Subject: Honest Opinion on the entire Issue
Author:
Posted on: 2018-01-05 12:59:00 UTC
It's probably unwise to type this literally minutes before work... Then again, people who are in a rush tend to write what's on their mind, without taking time to sound more neutral or PC. So here goes:
Sprinkles is not a bad guy. That has to be established first. He's a bloke with problems, just like many of us. I have no details about his life situation, but suffice to say it's not easy. He deals with his problems, and I believe that being among the PPC people kinda helped him in that matter. It's no longer a question of whether or not he should be invited back to the Discord, because he was never kicked off of it.
Now, for the bigger issue. Is Sprinkles an abuser? Yes. Yes, he is. HOWEVER, this is not a type of abuse that he chooses to inflict. He does not pick up his victims and pretends to be this poor, unfortunate, soul only to take pleasure in their suffering. He does not do this consciously. If we take into consideration what he claims being "another personality taking over", maybe it's a type of schizophrenia? I have no idea, and I don't know if Sprinkles had done anything to treat it. Nonetheless, it IS an abuse, and nothing that his victims do is their fault.

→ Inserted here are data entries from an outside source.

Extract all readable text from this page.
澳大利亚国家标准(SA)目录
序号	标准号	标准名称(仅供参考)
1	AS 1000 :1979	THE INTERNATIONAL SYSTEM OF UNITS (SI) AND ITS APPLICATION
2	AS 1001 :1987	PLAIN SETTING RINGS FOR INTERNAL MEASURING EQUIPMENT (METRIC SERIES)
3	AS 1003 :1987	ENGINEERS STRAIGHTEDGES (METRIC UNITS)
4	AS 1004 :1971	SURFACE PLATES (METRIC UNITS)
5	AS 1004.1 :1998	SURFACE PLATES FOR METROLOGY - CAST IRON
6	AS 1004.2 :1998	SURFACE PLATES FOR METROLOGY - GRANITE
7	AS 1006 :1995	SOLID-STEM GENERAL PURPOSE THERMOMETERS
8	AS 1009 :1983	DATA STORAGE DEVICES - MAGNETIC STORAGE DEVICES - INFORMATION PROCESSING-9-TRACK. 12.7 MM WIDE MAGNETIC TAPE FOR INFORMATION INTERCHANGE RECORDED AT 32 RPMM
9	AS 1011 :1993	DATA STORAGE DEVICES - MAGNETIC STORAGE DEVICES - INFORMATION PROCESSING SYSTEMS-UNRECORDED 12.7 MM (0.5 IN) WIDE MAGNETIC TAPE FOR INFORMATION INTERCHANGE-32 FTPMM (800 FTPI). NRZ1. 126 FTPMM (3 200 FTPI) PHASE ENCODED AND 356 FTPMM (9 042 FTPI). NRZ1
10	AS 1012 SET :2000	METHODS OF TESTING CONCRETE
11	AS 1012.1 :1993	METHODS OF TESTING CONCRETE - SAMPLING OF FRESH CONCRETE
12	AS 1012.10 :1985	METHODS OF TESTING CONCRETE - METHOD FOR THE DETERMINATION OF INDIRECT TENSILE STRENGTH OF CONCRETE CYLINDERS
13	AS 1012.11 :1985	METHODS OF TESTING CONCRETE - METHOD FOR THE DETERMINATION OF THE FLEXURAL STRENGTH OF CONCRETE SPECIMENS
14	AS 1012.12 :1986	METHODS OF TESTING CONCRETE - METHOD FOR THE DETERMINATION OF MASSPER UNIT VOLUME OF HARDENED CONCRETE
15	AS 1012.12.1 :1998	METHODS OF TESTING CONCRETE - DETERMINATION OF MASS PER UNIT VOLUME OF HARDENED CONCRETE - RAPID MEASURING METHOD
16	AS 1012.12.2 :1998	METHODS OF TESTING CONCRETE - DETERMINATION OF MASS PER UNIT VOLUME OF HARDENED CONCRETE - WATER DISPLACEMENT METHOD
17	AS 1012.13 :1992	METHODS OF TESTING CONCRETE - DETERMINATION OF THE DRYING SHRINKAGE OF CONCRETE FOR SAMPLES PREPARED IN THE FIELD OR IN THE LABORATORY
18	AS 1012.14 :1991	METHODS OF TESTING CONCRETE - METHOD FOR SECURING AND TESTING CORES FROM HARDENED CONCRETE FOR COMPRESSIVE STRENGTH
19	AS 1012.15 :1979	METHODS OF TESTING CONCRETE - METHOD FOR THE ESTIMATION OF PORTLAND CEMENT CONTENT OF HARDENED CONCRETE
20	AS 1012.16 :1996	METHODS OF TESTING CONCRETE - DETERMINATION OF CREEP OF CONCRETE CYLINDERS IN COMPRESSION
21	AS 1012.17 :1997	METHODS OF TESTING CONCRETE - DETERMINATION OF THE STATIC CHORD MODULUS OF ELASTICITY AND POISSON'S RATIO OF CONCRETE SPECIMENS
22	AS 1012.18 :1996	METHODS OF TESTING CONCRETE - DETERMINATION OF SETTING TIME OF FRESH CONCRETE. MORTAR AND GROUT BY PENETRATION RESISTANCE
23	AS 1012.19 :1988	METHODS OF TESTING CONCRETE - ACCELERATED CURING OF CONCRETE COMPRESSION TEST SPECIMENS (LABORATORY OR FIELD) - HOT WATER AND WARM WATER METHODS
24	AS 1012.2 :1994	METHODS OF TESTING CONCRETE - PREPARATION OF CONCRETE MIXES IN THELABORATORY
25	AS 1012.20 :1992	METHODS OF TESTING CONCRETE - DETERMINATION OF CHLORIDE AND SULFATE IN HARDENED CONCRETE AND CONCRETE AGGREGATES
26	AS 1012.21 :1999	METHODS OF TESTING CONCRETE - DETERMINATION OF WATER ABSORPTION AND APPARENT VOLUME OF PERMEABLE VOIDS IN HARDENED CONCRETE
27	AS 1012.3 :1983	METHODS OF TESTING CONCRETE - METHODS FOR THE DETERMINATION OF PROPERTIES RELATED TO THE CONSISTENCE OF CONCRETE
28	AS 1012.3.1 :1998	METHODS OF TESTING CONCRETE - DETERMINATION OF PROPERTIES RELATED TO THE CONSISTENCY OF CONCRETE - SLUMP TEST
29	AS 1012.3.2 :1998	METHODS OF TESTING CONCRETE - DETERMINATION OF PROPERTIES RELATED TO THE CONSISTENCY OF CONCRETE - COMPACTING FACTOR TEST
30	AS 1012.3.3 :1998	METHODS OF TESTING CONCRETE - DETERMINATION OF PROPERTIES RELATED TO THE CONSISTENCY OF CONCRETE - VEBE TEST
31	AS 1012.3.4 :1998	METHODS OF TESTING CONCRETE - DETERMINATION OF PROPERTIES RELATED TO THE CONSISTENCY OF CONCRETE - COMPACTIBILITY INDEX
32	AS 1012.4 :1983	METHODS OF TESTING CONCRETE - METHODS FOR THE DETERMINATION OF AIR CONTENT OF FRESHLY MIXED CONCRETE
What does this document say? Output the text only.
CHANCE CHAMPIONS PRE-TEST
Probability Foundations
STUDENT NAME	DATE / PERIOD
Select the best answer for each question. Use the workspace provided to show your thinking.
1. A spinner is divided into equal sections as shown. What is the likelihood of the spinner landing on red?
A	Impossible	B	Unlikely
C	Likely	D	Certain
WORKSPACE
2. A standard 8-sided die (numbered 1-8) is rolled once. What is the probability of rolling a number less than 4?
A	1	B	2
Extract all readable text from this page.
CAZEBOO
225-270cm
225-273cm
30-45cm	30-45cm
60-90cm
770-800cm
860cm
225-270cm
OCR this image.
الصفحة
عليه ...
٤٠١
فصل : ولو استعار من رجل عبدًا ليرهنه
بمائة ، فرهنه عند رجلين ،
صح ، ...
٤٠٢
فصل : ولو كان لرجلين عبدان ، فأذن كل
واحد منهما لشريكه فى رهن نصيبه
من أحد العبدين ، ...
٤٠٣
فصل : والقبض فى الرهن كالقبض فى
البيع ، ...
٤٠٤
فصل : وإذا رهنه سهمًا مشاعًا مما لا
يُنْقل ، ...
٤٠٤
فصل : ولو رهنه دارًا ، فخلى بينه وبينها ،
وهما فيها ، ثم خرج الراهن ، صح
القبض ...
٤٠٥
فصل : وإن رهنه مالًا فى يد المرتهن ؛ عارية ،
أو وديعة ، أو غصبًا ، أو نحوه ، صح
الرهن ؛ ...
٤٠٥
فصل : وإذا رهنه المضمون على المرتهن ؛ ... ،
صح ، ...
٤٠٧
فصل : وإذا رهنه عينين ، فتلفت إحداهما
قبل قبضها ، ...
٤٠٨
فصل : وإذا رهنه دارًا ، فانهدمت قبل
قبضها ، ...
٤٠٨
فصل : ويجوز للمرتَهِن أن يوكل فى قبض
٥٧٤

Once again, I will give you an compilation of what happened that time at Discord. This is but a few of the messages displayed in public. Please look at some of the words. "I'll hurt you". "I'll make you hate me". "Stop lying". Now, who can honestly say that they would be okay with getting things like this? Do you truly believe Sprinkles's victim was FINE with getting borderline THREATS for over a month? And then, after they've finally decided this has to stop, and chose the safest possible way of finishing it, you guys dare saying "Oh, they should've just tell Sprinkles and not make a big fuss about it." NO. Hell to the n, to the o! Why? Because Sprinkles clearly had no control over his abusive self. Telling him to stop wouldn't do anything, because it's not this side of him performing the abuse.
And yes, I said "safest" possible way out was going completely cold. Why? Well, imagine this - you suffer an abuse, from a person you care about and do their absolute best to keep sane. You bottle up all your emotion, so they finally burst like a Mentos+Cola combination. What good would saying "Yeah, he abused me emotionally" do? It would only create a situation of "How dare you accusing him!", "Booo! Attention beggar!", "He has problems! It's your job to help him!". It would definitely turn into a victim blaming scenario. One we don't need here anymore.
Final thoughts? I have no problems with Sprinkles coming to Discord. It seems like he has now a few more people to talk to, maybe this will help him. But he has to respect his victim's wish and now interact with them, until they decide it's okay. Because this was a strained relationship for both of them. They need a break from one another.